Я думал, что мистер Дик упадет в обморок. Но бабушка была непреклонна, и я решил сам отправиться за элем. Так как было уже довольно поздно, то Пиготти и мистер Дик (им надо было итти в свое помещение над свечной лавкой) вышли вместе со мной. Я распрощался с мистером Диком на углу улицы, и он, бедняга, со своим огромным бумажным змеем за спиной казался мне олицетворением человеческого горя.
Вернувшись домой, я увидел, что бабушка, перебирая пальцами оборки ночного чепца, ходит взад и вперед по гостиной. Я стал подогревать ей эль и поджаривать ломтики хлеба. Когда все для бабушки было готово, она уже сидела у камина в ночном чепце и, приподняв юбку на колени, грела перед огнем ноги.
— Оказывается, дорогой мой, — заявила она, попробовав ложечкой эль, — это гораздо лучше вина и далеко не так вредно для печени.
Повидимому, на моем лице отразилось некоторое сомнение, ибо она прибавила:
— Пустяки, мой мальчик! Если худшего, чем пить эль вместо вина, у нас с вами не случится, так беда еще не велика.
— Конечно, бабушка, если бы это касалось только меня, то я был бы такого же мнения, — проговорил я.
— А теперь? Почему вы не такого мнения?
— Да потому, что между мной и вами, бабушка, огромная разница.
— Что за глупости, Трот! — отозвалась она.
Тут бабушка с непритворным удовольствием стала прихлебывать теплый эль, обмакивая в него поджаренный хлеб.
— Трот, — заговорила она, — вообще я не особенно-то люблю новые лица, но знаете, ваша Баркис мне пришлась по сердцу.
— Эти ваши слова дороже мне ста фунтов стерлингов! — с жаром воскликнул я.

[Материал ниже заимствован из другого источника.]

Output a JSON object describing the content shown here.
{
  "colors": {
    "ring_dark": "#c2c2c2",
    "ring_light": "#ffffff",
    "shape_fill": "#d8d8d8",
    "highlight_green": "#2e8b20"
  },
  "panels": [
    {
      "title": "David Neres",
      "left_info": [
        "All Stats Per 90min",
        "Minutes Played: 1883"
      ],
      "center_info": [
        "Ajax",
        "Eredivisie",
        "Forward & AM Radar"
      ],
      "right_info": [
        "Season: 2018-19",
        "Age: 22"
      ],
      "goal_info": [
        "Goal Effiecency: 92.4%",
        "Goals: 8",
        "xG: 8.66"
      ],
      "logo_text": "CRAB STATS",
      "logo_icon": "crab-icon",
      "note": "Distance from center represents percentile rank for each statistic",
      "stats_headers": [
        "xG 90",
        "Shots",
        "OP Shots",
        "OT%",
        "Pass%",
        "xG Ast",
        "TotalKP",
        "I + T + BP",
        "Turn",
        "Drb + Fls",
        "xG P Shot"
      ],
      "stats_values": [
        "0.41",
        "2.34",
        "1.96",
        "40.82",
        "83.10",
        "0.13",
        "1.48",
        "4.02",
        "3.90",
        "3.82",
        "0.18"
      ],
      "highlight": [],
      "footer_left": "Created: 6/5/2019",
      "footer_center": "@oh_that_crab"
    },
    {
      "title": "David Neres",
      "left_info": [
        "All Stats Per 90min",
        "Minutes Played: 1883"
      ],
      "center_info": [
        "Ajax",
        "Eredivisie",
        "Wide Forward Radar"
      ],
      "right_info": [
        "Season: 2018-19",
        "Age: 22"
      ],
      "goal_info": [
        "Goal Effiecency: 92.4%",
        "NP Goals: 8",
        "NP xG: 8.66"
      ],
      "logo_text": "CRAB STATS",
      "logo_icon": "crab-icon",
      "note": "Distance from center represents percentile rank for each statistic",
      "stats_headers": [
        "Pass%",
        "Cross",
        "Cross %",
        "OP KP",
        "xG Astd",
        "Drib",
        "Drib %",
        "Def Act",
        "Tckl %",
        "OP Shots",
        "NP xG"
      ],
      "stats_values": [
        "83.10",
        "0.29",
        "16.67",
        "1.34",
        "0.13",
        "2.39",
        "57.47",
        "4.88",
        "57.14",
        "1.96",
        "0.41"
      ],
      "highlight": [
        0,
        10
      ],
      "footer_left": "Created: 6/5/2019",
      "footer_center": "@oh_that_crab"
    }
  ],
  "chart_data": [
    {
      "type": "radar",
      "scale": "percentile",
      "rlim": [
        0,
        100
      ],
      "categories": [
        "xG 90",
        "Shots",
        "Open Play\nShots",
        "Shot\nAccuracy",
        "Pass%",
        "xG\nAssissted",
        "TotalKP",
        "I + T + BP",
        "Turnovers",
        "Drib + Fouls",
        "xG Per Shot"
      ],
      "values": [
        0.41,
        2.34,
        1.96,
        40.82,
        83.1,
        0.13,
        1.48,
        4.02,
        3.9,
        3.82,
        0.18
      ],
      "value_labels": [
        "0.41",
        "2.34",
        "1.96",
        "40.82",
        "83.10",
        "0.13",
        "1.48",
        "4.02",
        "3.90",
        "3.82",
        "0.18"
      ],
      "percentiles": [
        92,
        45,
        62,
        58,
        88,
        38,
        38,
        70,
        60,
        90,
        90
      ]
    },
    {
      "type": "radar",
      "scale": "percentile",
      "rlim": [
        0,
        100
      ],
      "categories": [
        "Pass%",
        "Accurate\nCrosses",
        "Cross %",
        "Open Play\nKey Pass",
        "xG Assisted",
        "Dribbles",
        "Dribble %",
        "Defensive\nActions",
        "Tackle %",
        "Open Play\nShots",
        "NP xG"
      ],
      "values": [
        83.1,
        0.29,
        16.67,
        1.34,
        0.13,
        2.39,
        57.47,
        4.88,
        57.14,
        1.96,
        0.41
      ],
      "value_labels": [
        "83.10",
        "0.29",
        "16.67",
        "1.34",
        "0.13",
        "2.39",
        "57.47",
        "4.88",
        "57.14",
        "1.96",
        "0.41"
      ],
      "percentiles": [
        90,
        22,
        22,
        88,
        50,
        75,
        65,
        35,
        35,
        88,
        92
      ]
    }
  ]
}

— В удивительном мире мы живем, — промолвила бабушка, почесывая нос. — Совершенно не понимаю, как она могла появиться на свет с таким именем! Спрашивается, не проще ли было бы родиться какой-нибудь Джексон или кем-нибудь в этом роде?
— Быть может, бабушка, и моя няня того же мнения, но ведь она в этом не виновата, — заметил я.
— Пожалуй, и не виновата, — недовольным тоном отозвалась бабушка, вынужденная уступить, — а все-таки это несносное имя. Но, слава богу, она теперь Баркис, — это гораздо лучше. А знаете, Трот, эта Баркис необычайно любит вас.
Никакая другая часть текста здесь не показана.